Command line parameter | Usage |
---|---|
-s, --system-uri |
The canonical URI of the code system being indexed. For SNOMED CT this value will be http://snomed.info/sct |
-v, --version |
The appropriate FHIR code system version, in the form http://snomed.info/sct/{module_id}/version/{version} , where:{module_id} is the edition module for the SNOMED CT edition being indexed {version} in the form YYYYMMDD, matching the version encoded in the RF2 files This is particularly important for SNOMED CT releases, as it also dictates how the content of the release files passed in are interpreted. |
-k, --rf2-kind |
The format of the files to be processed – either “Full” or “Snapshot”. Due to a slight optimisation, the “Snapshot” format is preferred if available. Multiple formats can be present in the supplied zip file, the specified format will be used and the others ignored. |
-f, --sourceUrls |
The input file locations in the form of a URL. The process will support http://, https://, or file:// protocols.This parameter can be repeated for multiple file locations. |
-synd, --synd-url |
The URL of the syndication server for index uploading* |
-feed, --feed-name |
The name of the feed to upload the index to* |
-t or --entry-title |
The title the new feed entry should have* |
-file, --entry-file-name |
The filename of the resultant feed entry. When not specified the process generates a sensible filename from the other metadata. |
-perms, --entry-permissions |
FHIR security labels to apply to the feed entry. Repeated parameters can be used if multiple security labels are required. If not specified no security labels will be added. |
-o, –output | The full file path within the container where the indexer should copy the result to upon successful completion. This location can be mounted to a location on the Docker host filesystem where the file can be retrieved from after execution.** |
**This parameter is intended for systems that are not using Atomio
In order to get terminology release files to index and/or POST the resultant index zip file to the syndication server, the indexer may need to authenticate to one or more sources. The same method is used by this process as is used to specify credentials for various hosts used by Ontoserver. These parameters are documented at Configuration properties in alphabetical order.
Importing an index
Ontoserver can only import indexes from configured syndication feeds. Atomio provides the simplest solution as it provides an API for index uploading, which Ontoserver integrates to in indexing mode, as well as a syndication feed that Ontoserver instances can use to import the index.
Alternatively, a simple webserver can host a hand-crafted Atom feed file referencing the index. More information can be found at https://ontoserver.csiro.au/docs/6/syndication.html.
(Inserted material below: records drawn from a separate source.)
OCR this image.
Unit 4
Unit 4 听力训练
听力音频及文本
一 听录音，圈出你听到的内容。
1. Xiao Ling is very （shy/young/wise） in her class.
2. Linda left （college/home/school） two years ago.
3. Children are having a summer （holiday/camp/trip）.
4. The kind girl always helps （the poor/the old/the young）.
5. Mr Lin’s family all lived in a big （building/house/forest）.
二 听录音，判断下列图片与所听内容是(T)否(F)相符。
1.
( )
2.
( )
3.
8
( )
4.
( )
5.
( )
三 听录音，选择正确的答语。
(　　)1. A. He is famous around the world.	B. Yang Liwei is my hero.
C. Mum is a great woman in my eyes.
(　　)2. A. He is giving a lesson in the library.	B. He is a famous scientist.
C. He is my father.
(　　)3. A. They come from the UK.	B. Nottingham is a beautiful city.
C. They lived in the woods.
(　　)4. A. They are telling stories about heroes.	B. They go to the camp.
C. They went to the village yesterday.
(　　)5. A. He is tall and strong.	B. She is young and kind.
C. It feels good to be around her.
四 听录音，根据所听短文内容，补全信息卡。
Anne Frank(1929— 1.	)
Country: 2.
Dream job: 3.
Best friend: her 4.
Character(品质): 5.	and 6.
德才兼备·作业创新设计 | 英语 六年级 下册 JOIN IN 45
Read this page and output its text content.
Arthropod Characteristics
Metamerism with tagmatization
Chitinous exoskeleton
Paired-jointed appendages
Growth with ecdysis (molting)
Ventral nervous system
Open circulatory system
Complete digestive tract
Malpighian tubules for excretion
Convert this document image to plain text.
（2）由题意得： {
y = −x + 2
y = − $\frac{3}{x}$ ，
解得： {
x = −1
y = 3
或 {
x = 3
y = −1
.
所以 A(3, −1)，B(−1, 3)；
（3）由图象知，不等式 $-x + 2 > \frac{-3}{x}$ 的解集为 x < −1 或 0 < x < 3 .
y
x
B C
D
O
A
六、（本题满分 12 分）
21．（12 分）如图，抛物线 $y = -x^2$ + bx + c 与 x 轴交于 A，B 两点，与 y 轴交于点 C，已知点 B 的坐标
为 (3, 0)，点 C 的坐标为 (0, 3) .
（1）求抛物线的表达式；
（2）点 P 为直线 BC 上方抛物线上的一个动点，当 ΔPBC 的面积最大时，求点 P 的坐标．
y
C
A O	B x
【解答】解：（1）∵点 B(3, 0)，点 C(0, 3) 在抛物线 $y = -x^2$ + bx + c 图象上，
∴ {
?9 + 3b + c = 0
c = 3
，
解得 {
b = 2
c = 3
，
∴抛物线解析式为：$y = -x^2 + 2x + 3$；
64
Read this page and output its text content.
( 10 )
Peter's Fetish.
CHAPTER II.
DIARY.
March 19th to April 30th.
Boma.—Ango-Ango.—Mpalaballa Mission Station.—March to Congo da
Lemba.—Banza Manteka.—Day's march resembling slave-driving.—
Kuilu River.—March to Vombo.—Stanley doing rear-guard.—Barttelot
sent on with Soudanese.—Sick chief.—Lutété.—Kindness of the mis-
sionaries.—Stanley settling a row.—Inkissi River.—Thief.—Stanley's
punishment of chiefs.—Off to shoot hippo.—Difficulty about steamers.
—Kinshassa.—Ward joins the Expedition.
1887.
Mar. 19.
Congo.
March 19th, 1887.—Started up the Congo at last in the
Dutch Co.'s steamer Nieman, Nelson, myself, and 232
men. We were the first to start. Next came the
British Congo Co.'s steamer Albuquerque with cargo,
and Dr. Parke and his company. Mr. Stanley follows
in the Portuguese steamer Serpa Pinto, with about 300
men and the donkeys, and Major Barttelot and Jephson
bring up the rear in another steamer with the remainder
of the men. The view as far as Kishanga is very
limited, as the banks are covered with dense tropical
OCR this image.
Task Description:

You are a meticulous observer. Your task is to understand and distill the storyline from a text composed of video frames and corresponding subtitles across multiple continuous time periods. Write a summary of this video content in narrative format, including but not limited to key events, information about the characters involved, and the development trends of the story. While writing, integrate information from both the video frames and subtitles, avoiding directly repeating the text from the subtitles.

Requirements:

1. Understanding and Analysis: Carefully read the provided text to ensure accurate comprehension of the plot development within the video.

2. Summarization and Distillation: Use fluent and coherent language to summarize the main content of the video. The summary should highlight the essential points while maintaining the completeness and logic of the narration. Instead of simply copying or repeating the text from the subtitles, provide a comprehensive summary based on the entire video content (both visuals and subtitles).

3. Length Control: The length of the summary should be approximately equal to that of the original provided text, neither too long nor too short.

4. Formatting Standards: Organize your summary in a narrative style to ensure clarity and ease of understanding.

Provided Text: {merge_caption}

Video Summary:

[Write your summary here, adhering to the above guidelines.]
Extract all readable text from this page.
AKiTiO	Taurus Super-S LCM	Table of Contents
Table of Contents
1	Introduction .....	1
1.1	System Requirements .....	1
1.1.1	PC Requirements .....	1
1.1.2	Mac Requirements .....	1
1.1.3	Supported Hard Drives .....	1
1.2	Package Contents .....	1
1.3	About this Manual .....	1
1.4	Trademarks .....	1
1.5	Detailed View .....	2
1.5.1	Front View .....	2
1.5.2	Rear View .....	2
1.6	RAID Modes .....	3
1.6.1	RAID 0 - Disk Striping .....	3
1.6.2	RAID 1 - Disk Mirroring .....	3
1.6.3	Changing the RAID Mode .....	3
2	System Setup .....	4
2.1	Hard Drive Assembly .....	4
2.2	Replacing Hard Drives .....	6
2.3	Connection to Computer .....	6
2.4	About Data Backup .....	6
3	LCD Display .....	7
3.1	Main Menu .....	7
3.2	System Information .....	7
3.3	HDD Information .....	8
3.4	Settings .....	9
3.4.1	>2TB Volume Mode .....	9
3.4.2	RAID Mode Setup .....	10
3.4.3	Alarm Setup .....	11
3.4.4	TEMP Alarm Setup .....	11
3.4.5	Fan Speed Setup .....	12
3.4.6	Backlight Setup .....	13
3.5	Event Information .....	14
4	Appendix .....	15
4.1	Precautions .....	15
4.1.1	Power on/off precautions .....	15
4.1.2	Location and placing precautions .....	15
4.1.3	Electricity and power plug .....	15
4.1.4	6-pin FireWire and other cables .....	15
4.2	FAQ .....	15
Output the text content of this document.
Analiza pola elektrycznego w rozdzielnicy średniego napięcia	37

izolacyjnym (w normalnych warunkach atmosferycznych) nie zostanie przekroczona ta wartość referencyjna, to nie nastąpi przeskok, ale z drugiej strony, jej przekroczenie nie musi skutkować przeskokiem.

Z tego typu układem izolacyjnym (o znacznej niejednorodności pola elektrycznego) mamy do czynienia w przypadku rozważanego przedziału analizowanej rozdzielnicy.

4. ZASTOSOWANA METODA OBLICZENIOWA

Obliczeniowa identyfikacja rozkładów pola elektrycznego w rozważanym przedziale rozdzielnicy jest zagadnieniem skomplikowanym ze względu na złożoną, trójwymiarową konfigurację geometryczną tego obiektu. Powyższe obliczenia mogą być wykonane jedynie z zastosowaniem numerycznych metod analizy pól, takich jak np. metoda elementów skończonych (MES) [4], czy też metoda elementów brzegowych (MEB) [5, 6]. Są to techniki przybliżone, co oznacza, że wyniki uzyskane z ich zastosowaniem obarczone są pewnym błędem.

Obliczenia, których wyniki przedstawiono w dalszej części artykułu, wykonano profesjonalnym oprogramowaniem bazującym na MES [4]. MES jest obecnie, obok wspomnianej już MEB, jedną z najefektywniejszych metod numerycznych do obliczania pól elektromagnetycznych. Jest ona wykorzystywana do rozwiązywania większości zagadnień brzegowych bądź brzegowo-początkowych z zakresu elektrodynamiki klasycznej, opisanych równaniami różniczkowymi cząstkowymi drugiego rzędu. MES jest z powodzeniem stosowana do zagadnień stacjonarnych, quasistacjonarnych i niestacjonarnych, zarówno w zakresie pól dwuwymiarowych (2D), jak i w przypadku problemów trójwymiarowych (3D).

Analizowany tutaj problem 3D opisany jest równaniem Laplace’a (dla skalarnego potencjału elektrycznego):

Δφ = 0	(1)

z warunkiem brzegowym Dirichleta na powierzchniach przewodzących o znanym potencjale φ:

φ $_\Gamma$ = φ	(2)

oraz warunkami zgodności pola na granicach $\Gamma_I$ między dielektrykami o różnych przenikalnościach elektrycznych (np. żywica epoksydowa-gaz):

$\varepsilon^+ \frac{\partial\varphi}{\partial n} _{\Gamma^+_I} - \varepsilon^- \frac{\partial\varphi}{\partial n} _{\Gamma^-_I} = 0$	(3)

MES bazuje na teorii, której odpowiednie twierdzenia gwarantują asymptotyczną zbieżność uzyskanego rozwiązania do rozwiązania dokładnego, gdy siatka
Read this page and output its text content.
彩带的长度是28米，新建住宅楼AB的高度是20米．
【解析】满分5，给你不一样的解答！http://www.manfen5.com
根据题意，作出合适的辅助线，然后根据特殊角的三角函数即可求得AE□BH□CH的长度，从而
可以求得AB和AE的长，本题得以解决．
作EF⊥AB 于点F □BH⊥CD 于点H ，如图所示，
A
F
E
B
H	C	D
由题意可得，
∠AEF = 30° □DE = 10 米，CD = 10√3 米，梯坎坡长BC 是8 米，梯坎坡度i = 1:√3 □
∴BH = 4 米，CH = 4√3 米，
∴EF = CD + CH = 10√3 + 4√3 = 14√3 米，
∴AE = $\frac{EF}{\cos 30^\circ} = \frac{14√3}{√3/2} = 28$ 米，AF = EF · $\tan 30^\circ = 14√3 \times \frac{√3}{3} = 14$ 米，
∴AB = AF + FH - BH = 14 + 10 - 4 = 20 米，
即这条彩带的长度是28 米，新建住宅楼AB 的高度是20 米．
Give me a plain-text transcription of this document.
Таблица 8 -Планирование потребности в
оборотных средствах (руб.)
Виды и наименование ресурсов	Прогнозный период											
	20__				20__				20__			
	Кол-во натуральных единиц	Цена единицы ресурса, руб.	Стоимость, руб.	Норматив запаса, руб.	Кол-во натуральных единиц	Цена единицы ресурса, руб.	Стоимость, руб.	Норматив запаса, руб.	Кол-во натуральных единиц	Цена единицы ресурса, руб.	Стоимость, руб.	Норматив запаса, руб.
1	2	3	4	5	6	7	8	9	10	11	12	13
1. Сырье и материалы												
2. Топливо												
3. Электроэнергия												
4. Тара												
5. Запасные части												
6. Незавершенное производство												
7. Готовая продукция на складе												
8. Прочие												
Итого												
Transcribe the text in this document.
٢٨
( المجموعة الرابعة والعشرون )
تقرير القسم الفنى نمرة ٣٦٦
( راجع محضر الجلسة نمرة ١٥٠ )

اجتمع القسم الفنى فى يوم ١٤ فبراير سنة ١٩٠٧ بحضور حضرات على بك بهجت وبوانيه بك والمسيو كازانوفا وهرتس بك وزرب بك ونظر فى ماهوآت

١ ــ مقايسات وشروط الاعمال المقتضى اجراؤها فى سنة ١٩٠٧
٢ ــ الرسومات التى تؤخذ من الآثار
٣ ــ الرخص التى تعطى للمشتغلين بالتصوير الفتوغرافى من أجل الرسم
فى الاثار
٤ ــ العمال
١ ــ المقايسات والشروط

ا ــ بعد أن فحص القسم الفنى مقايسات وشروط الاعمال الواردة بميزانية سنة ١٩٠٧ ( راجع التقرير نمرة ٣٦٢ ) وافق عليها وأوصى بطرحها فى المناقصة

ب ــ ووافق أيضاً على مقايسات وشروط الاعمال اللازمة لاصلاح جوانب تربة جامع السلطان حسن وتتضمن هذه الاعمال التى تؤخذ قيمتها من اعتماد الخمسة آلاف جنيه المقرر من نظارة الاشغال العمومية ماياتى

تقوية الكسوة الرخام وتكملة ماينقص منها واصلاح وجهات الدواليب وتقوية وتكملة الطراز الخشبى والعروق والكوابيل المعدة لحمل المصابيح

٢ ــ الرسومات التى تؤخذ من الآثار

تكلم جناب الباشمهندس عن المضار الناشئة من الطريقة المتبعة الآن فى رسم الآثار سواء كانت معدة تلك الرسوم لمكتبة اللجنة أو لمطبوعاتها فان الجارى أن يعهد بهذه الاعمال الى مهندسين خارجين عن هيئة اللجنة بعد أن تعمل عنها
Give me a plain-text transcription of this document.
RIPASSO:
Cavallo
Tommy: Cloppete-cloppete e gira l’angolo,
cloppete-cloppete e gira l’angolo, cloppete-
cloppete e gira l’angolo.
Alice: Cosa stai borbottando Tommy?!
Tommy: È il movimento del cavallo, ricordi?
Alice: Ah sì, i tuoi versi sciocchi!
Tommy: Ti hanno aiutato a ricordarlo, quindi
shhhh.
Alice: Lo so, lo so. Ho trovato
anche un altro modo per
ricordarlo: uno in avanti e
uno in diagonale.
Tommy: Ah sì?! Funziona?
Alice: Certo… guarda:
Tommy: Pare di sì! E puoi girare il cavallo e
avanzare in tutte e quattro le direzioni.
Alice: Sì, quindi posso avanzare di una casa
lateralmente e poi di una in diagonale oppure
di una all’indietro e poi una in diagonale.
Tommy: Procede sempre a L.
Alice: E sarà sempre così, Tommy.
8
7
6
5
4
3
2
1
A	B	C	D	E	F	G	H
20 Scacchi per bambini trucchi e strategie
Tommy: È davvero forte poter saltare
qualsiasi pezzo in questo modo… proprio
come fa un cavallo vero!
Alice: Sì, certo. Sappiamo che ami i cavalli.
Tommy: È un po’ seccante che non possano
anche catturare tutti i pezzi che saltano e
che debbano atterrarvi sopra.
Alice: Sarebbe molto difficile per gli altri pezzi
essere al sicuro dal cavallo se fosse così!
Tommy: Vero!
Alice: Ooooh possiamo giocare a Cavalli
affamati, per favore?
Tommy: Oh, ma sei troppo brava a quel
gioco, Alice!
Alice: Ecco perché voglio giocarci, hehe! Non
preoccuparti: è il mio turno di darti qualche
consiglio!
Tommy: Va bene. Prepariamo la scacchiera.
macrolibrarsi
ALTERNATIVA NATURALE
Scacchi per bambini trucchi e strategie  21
Once in a feed the index can be imported into Ontoserver using the process described in Import content from syndication sources.
Removing an index
It may be necessary to remove an index from an Ontoserver instance for a number of reasons. For example, the instance may have a large number of historical versions of SNOMED CT editions on it, and to reduce its storage requirements, old unnecessary indexes may be removed. It is also possible that an installed index was built from a version of SNOMED CT or LOINC that has been recalled and needs to be removed to prevent its use.
This operation can only currently be performed using Ontoserver’s administration API, and a bearer token with administration authority will first need to be retrieved from Ontoserver’s authorization server if one is in use. The sample role Authoring server administrator in the default realm configuration grants appropriate permissions. This can be granted to a user or a set of client credentials through the authorisation administration console. The delete code system API is documented on ontoserver.csiro.au and is a simple REST call specifying the URL and version of the code system index to remove.